Estos sucesos fueron muy graves. De hecho, las protestas políticas violentas en México adquirieron una suerte de legitimidad desde 1994, a raíz de la revuelta indígena del EZLN. Esta pequeña revolución derivó en concesiones (del Estado a los rebeldes) que hicieron posible la creación de un territorio, prácticamente autónomo dentro de la nación.

Chiapas dejó un aprendizaje político de enorme importancia para las fuerzas opositoras de izquierda: la violencia, paga, reditúa, es buen negocio. Desde entonces, no ha habido movimiento de protesta significativo en México que no acuda al uso de la violencia como mecanismo de presión.

Pero no es solo Chiapas. Cuando alguien argumenta: "Se están violando la legalidad" se encuentra, de inmediato, con una respuesta irónica o indulgente: "Por favor, dime, ¿quién en México respeta las leyes? ¿Las respetan los ricos? ¿Las respetan los narcotraficantes? ¿Las respetan los políticos?".
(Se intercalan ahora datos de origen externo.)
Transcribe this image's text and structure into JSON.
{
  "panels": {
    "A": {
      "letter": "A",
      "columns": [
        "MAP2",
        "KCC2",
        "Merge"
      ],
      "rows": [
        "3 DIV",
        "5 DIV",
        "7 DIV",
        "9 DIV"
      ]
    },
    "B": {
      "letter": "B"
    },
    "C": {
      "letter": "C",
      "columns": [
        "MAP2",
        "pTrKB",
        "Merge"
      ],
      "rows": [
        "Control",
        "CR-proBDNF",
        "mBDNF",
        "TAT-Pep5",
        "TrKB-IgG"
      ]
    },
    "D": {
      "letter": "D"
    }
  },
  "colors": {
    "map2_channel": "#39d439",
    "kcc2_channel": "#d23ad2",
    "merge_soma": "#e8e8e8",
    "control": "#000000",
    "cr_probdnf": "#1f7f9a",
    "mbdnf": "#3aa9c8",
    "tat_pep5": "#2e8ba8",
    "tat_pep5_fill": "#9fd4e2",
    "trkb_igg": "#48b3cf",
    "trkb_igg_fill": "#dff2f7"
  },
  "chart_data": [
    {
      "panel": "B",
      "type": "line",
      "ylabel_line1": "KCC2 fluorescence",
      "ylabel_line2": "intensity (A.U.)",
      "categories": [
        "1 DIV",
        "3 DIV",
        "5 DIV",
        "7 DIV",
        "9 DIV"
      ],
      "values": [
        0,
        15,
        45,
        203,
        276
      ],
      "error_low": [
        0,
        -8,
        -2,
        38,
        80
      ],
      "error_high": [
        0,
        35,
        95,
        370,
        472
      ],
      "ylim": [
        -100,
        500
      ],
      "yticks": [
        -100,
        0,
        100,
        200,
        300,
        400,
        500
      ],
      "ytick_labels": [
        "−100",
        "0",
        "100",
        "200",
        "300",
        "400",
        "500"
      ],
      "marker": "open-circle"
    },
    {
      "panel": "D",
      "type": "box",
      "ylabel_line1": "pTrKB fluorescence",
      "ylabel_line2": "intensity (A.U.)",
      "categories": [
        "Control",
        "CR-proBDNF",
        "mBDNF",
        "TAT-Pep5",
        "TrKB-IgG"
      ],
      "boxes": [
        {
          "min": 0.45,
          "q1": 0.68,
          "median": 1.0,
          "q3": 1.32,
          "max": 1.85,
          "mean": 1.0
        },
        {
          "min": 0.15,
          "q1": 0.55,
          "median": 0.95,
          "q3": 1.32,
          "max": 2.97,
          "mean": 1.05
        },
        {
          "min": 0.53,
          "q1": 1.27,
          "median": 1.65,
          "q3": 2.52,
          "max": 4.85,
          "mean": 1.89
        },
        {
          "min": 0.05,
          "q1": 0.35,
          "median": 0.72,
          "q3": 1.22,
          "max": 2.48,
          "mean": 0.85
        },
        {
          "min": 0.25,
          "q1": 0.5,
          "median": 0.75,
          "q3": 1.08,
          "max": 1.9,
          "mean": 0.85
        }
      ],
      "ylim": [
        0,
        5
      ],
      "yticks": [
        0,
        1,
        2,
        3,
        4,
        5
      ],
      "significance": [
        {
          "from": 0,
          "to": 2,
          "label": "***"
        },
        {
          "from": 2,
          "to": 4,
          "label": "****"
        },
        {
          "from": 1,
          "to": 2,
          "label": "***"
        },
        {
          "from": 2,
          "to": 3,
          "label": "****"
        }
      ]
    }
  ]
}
Esta reacción se funda en este principio moral espurio: "Si los demás no, ¿Por qué yo sí?" Este ejemplo ilustra la peor amenaza que enfrenta actualmente el estado de derecho —y la paz interna— de México. Se trata de un volver la espalda a la ley y, al mismo tiempo, a la política como medios efi caces para dirimir los desacuerdos entre mexicanos.

El poder judicial sufre grave erosión. Su desprestigio es enorme, por la impunidad rampante en que vivimos —los culpables de los crímenes no son juzgados y castigados como se debe— y por el permanente acoso de las policías y fuerzas armadas sobre la población civil. El Ejército mexicano no ha sido modernizado (y aunque se diga lo contrario tampoco la Armada: Cómo explicar que en sus intervenciones arrojen una injustificable proporción muertes y heridos de 30 a 1, dato que arrojó la investigación del Instituto de Investigaciones Jurídicas de la UNAM reseñada hace unas semanas por The New York Times).

Es evidente que el orden social y la estabilidad política están en peligro. ¿Cómo conjurar ese peligro? La ecuación de organizar una policía moderna y eficaz ha fracasado, las fuerzas armadas siguen enrocadas en su feudo y renuentes a responder al reclamo democrático. La apuesta de las autoridades, sin embargo, es desencadenar un proceso vigoroso de revisión de las instituciones educativas y re-educar a la sociedad para conducirla hacia una convivencia civilizada. Las autoridades actuales no apuestan a que las tropas y la policía sean garantía suficiente. Su carta, al fi nal, no es la carta represiva, es la educativa.